Dieu t'a fait riche, enfant. Je te plains ; car peut-être,
Enervé par le vice et par l'oisiveté,
Tu seras l'un de ceux que le monde voit naître,
Engraisser et mourir, dans l'inutilité.
S'il en doit être ainsi, ( pardonne à ma franchise ! )

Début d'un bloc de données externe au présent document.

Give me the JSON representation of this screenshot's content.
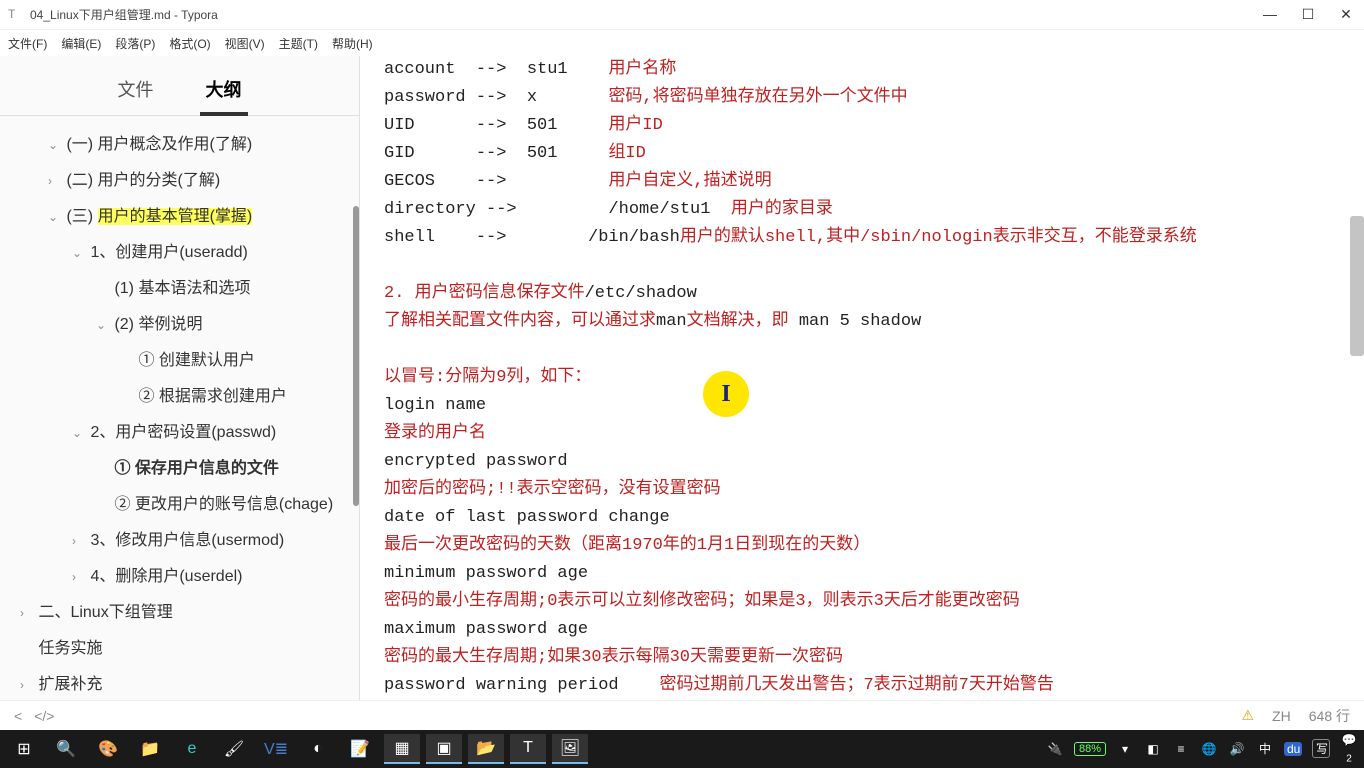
{
  "titlebar": {
    "title": "04_Linux下用户组管理.md - Typora"
  },
  "menubar": [
    "文件(F)",
    "编辑(E)",
    "段落(P)",
    "格式(O)",
    "视图(V)",
    "主题(T)",
    "帮助(H)"
  ],
  "tabs": {
    "file": "文件",
    "outline": "大纲"
  },
  "outline": [
    {
      "level": 1,
      "chev": "v",
      "text": "(一) 用户概念及作用(了解)",
      "hl": false
    },
    {
      "level": 1,
      "chev": ">",
      "text": "(二) 用户的分类(了解)",
      "hl": false
    },
    {
      "level": 1,
      "chev": "v",
      "text": "(三) ",
      "hl": false,
      "hltext": "用户的基本管理(掌握)"
    },
    {
      "level": 2,
      "chev": "v",
      "text": "1、创建用户(useradd)"
    },
    {
      "level": 3,
      "chev": "",
      "text": "(1) 基本语法和选项"
    },
    {
      "level": 3,
      "chev": "v",
      "text": "(2) 举例说明"
    },
    {
      "level": 4,
      "chev": "",
      "text": "① 创建默认用户"
    },
    {
      "level": 4,
      "chev": "",
      "text": "② 根据需求创建用户"
    },
    {
      "level": 2,
      "chev": "v",
      "text": "2、用户密码设置(passwd)"
    },
    {
      "level": 3,
      "chev": "",
      "text": "① 保存用户信息的文件",
      "bold": true
    },
    {
      "level": 3,
      "chev": "",
      "text": "② 更改用户的账号信息(chage)"
    },
    {
      "level": 2,
      "chev": ">",
      "text": "3、修改用户信息(usermod)"
    },
    {
      "level": 2,
      "chev": ">",
      "text": "4、删除用户(userdel)"
    },
    {
      "level": 0,
      "chev": ">",
      "text": "二、Linux下组管理"
    },
    {
      "level": 0,
      "chev": "",
      "text": "任务实施"
    },
    {
      "level": 0,
      "chev": ">",
      "text": "扩展补充"
    }
  ],
  "content": {
    "l1a": "account  -->  stu1    ",
    "l1b": "用户名称",
    "l2a": "password -->  x       ",
    "l2b": "密码,将密码单独存放在另外一个文件中",
    "l3a": "UID      -->  501     ",
    "l3b": "用户ID",
    "l4a": "GID      -->  501     ",
    "l4b": "组ID",
    "l5a": "GECOS    -->          ",
    "l5b": "用户自定义,描述说明",
    "l6a": "directory -->         /home/stu1  ",
    "l6b": "用户的家目录",
    "l7a": "shell    -->        /bin/bash",
    "l7b": "用户的默认shell,其中/sbin/nologin表示非交互，不能登录系统",
    "l8a": "2. 用户密码信息保存文件",
    "l8b": "/etc/shadow",
    "l9a": "了解相关配置文件内容，可以通过求",
    "l9b": "man",
    "l9c": "文档解决，即 ",
    "l9d": "man 5 shadow",
    "l10": "以冒号:分隔为9列，如下：",
    "l11": "login name",
    "l12": "登录的用户名",
    "l13": "encrypted password",
    "l14": "加密后的密码;!!表示空密码，没有设置密码",
    "l15": "date of last password change",
    "l16": "最后一次更改密码的天数（距离1970年的1月1日到现在的天数）",
    "l17": "minimum password age",
    "l18": "密码的最小生存周期;0表示可以立刻修改密码；如果是3，则表示3天后才能更改密码",
    "l19": "maximum password age",
    "l20": "密码的最大生存周期;如果30表示每隔30天需要更新一次密码",
    "l21": "password warning period",
    "l21b": "密码过期前几天发出警告；7表示过期前7天开始警告"
  },
  "statusbar": {
    "navback": "<",
    "breadcrumb": "</>",
    "warn": "⚠",
    "lang": "ZH",
    "lines": "648 行"
  },
  "tray": {
    "battery": "88%",
    "ime1": "中",
    "ime2": "du",
    "ime3": "写",
    "count": "2"
  }
}
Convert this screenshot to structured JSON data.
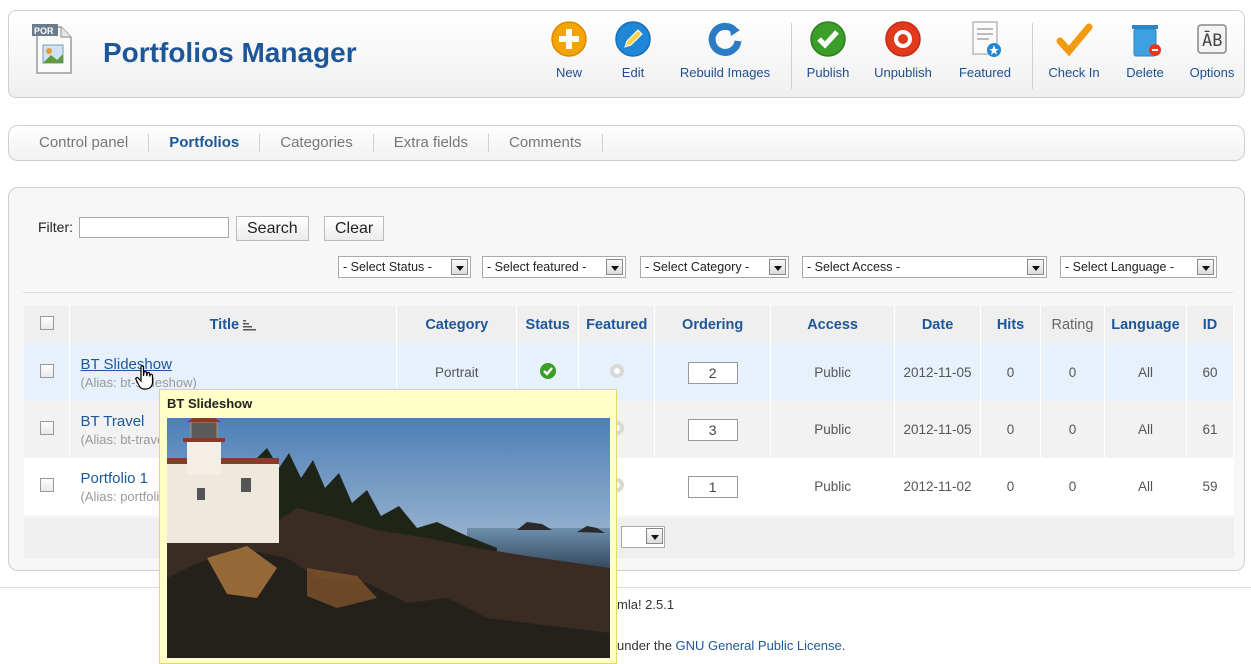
{
  "app": {
    "title": "Portfolios Manager",
    "icon_badge": "POR"
  },
  "toolbar": {
    "buttons": [
      {
        "label": "New",
        "icon": "plus-icon",
        "color": "#f5a300"
      },
      {
        "label": "Edit",
        "icon": "pencil-icon",
        "color": "#1f86d8"
      },
      {
        "label": "Rebuild Images",
        "icon": "refresh-icon",
        "color": "#2b7cc4"
      },
      {
        "label": "Publish",
        "icon": "check-circle-icon",
        "color": "#3b9e28"
      },
      {
        "label": "Unpublish",
        "icon": "stop-circle-icon",
        "color": "#e2391e"
      },
      {
        "label": "Featured",
        "icon": "featured-doc-icon",
        "color": "#1f86d8"
      },
      {
        "label": "Check In",
        "icon": "checkmark-icon",
        "color": "#f29a10"
      },
      {
        "label": "Delete",
        "icon": "trash-icon",
        "color": "#3fa0e0"
      },
      {
        "label": "Options",
        "icon": "options-icon",
        "color": "#666666"
      }
    ]
  },
  "submenu": {
    "tabs": [
      "Control panel",
      "Portfolios",
      "Categories",
      "Extra fields",
      "Comments"
    ],
    "active": "Portfolios"
  },
  "filters": {
    "filter_label": "Filter:",
    "filter_value": "",
    "search_label": "Search",
    "clear_label": "Clear",
    "status": "- Select Status -",
    "featured": "- Select featured -",
    "category": "- Select Category -",
    "access": "- Select Access -",
    "language": "- Select Language -"
  },
  "table": {
    "columns": [
      "Title",
      "Category",
      "Status",
      "Featured",
      "Ordering",
      "Access",
      "Date",
      "Hits",
      "Rating",
      "Language",
      "ID"
    ],
    "rows": [
      {
        "title": "BT Slideshow",
        "alias": "(Alias: bt-slideshow)",
        "category": "Portrait",
        "status": "published",
        "featured": "no",
        "ordering": "2",
        "access": "Public",
        "date": "2012-11-05",
        "hits": "0",
        "rating": "0",
        "language": "All",
        "id": "60"
      },
      {
        "title": "BT Travel",
        "alias": "(Alias: bt-travel)",
        "category": "",
        "status": "",
        "featured": "no",
        "ordering": "3",
        "access": "Public",
        "date": "2012-11-05",
        "hits": "0",
        "rating": "0",
        "language": "All",
        "id": "61"
      },
      {
        "title": "Portfolio 1",
        "alias": "(Alias: portfolio-1)",
        "category": "",
        "status": "",
        "featured": "no",
        "ordering": "1",
        "access": "Public",
        "date": "2012-11-02",
        "hits": "0",
        "rating": "0",
        "language": "All",
        "id": "59"
      }
    ]
  },
  "footer": {
    "powered": "mla! 2.5.1",
    "license_prefix": "under the ",
    "license_link": "GNU General Public License",
    "license_suffix": "."
  },
  "tooltip": {
    "title": "BT Slideshow"
  }
}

Je souhaite que, avant l'âge de la raison,
Pour s'envoler au ciel, ton âme vierge brise
De ton crâne muet la fragile cloison.
Enfant, on voit souvent passer dans notre ville,
Des hommes oublieux de leurs plus saints devoirs
Et qui s'en vont, trainant leur jeunesse imbécile.
De salons en salons, de boudoirs en boudoirs.
Jamais ils n'ont senti battre dans leur poitrine,
Leur cœur pétrifié ; jamais ils n'ont senti
Descendre sur leur front l'étincelle divine,
Qui porte le remords, même au plus perverti.
L'exacte probité n'est qu'une duperie,
Pour eux; le dévoûment, un mot vide de sens.
Quand l'étranger foulait le sol de la patrie,
Ils ont fui... Mais, d'ailleurs, ils sont honnêtes gens
Et ne se sont jamais brouillés avec le code.
Savoir si tel cheval a gagné le grand prix,
Quel est le favori de la fille à la mode
Et servir de modèle aux tailleurs de Paris ;
Voilà tous leurs soucis. Les lettres, la science,
Les arts, sont à leurs yeux, indignes d'intérêt.